In 2015 California passed a landmark climate bill to promote clean energy by mandating 50% renewable electricity by the 2030. Then, Hawai'i established a goal of 100% renewable electricity sources by 2045. (The Golden State uses about 30 times more power than its island neighbor.)
In 2018 California established an ambitious goal of relying entirely on zero-emission energy sources for electricity by 2045. Governor Jerry Brown also issued an executive order calling for statewide carbon neutrality, or the removal of "as much carbon dioxide from the atmosphere as it emits," by the same year.
The Biden campaign touted a goal of 100% clean power by 2035, a whole decade earlier than the California mandate. States and utilities have certainly taken notice as they are mandating their own consolidated renewable portfolio standards (RPS).
Last year, New York's Climate Leadership and Community Protection Act set state goals of a 70% renewable energy-powered electricity system by 2030, carbon-free electricity in the state by 2040, and carbon-neutrality in the economy by 2050.
In December, the New York Power Authority (NYPA) announced its 100 percent carbon-free pledge. VISION2030 outlines the transitional plan from the present energy infrastructure to a “clean, reliable, resilient and affordable system" by 2035 – five years ahead of the target set out in existing state’s policy goals. Intermediary steps include deployment of distributed solar and battery storage. Hydropower accounts for about 80% of electricity produced by NYPA, so it will continue to anchor the utility's clean energy mix.
Hydroelectric power accounts for 6.6% of U.S. energy production, and hydropower dams in the U.S. average more than 80 years old. Although dams can cause environmental degradation of waterways and contribute to greenhouse gas (GHG) emissions, harnessing hydroelectric power in environmentally sustainable ways remains a critical part of the effort to decarbonize the electric grid.
While much of California's progress toward its 100% goal has been enabled by increasingly low-cost solar and wind power, according to Sammy Roth, a L.A. Times staff writer, the sun doesn’t shine and winds don’t blow to meet demand.

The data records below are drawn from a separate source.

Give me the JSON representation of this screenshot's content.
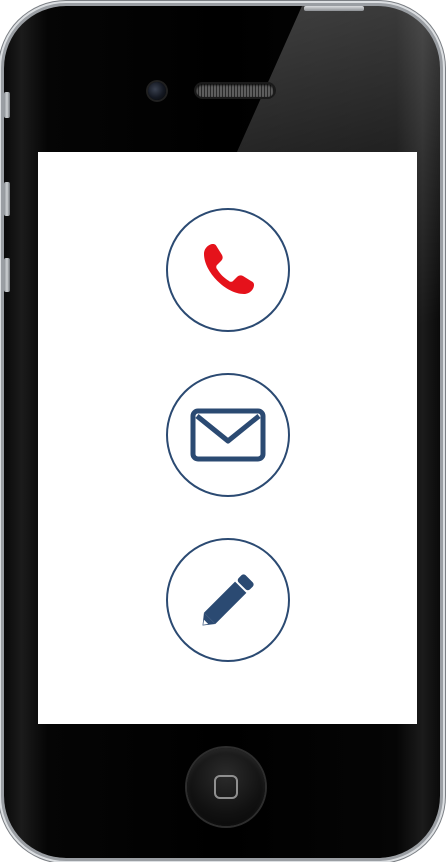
{
  "device": {
    "frame_color": "#000000",
    "screen_color": "#ffffff"
  },
  "screen": {
    "actions": [
      {
        "name": "call",
        "icon": "phone-icon",
        "color": "#e5121b"
      },
      {
        "name": "email",
        "icon": "envelope-icon",
        "color": "#2b4a72"
      },
      {
        "name": "write",
        "icon": "pencil-icon",
        "color": "#2b4a72"
      }
    ],
    "circle_border_color": "#2b4a72"
  },
  "hardware": {
    "home_button_icon": "home-square-icon",
    "camera_icon": "front-camera-icon",
    "speaker_icon": "earpiece-speaker-icon"
  }
}
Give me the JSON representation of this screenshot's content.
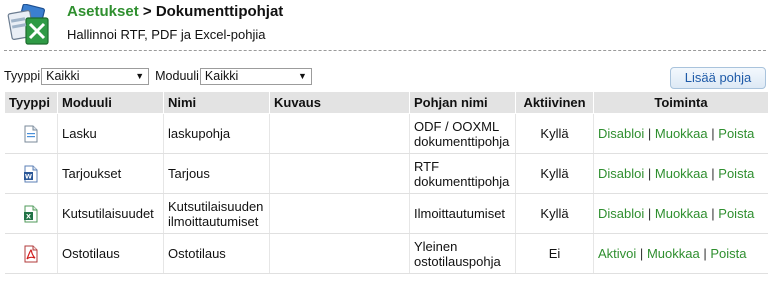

Confidence is waning that California will diversify its clean energy sources and finally shutter gas plants within its ambitious deadlines and thus, serve an exemplary role in climate leadership.
New infrastructure proponents are rallying support for offshore wind turbines and even geothermal plants; both have the capability to generate power around the clock albeit at a higher price than solar farms. They're also advocating for energy storage facilities... but where's the water in the renewable energy portfolios?
Increasing the operational efficiency of existing infrastructure yields multiple benefits. Furthermore, turbines can be added to underutilized dams once built for flood control and water storage; new sources of hydropower can lessen reliance on fossil fuel power stations and subsidizes intermittent supplies from solar and wind.